Harris Teeter requires you to enroll in its Generic Prescription Savings Club, which carries a $4.95 enrollment fee. To receive free diabetes medications at Price Chopper, you’ll have to join the Diabetes AdvantEdge program. No worries, though. You can join that one for free.
And don’t worry about running out of your meds. You can refill these prescriptions throughout the year at no cost.
Big boxers join in on the discounts.
Pay less for your prescriptions at Walmart or Costco when you use their prescription discount cards. Both offer up to 75 percent savings on almost all of your medications. And the cards are free.
Head on over to freedrugcard.com for Walmart’s card or freerxsaver.com for Costco’s. Simply print out the card and present it at the store pharmacy.
Walmart also provides generic medications for $4 and up. For a list of other programs in your home state that offer $4 generic meds, go to NeedyMeds.org, and search under the “patient savings” tab.
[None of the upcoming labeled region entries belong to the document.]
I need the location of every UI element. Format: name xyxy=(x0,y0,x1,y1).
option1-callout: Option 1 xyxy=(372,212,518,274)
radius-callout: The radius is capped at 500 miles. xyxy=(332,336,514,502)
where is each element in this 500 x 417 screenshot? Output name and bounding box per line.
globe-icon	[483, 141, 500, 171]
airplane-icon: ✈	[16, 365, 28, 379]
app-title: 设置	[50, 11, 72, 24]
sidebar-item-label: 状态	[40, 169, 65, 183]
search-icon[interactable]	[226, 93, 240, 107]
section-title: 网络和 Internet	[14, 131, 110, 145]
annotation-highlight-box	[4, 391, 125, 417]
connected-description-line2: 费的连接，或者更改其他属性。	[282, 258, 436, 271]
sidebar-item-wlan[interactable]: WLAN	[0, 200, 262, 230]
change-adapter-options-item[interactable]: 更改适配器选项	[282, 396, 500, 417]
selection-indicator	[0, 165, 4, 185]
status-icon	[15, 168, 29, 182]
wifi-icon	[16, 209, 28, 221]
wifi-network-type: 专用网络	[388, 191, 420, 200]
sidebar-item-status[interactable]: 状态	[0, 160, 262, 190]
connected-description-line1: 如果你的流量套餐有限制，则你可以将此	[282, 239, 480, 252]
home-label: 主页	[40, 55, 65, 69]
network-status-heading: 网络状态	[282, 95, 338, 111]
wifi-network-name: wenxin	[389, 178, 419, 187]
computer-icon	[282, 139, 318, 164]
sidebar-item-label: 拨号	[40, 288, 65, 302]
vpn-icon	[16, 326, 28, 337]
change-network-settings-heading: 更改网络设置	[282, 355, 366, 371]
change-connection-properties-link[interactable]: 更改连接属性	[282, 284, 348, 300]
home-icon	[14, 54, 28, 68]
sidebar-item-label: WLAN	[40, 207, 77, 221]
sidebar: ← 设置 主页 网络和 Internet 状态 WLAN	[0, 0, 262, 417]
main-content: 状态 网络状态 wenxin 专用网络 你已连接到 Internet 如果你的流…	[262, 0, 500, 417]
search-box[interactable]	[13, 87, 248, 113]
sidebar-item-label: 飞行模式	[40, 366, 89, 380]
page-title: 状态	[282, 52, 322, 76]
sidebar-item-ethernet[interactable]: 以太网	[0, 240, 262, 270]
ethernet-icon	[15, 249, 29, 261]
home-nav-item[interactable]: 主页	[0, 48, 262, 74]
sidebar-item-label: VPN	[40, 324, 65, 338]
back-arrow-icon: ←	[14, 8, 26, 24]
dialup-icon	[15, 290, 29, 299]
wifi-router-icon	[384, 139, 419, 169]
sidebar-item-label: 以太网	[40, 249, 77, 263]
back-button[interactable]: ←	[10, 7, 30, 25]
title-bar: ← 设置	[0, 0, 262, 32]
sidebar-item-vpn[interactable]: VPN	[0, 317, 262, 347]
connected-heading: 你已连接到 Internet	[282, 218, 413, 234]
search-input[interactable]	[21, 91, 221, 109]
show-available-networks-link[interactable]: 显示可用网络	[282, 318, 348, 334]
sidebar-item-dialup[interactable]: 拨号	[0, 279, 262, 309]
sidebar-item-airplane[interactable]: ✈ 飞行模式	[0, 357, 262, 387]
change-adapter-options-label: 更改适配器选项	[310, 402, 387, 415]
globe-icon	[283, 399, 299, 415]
You just might find one or two freebies or cheapies that you can pick up right around the corner.
Support your local small business.
Don’t forget to call around to your neighborhood pharmacies and supermarkets to ask about freebies, or near-freebies, before you buy.
“Do a bit of comparative shopping,” suggests independent pharmacy owner Jan Smit. “You’ll be surprised to find that for the same prescription you can get a variety of prices.”
And be sure to ask your local pharmacist for a discount, Smit says, because independent pharmacies have more leeway to negotiate prices. “You can talk to the pharmacist and negotiate a good deal on your prescriptions because he’s not bound by corporate rules in determining price.”
Find a bounty of bargains online.
Click away to save time and money on websites like GoodRx.com and Lowestmed.com. Simply enter your ZIP code, and let the internet do the leg work for you. You’ll find free coupons and apps to download, too.
Get help from the drug companies.
These programs offer free or discounted medicines to people who can’t afford them. Each program has its own guidelines and application process. You’ll find more information about patient assistance programs at healthfinder.gov.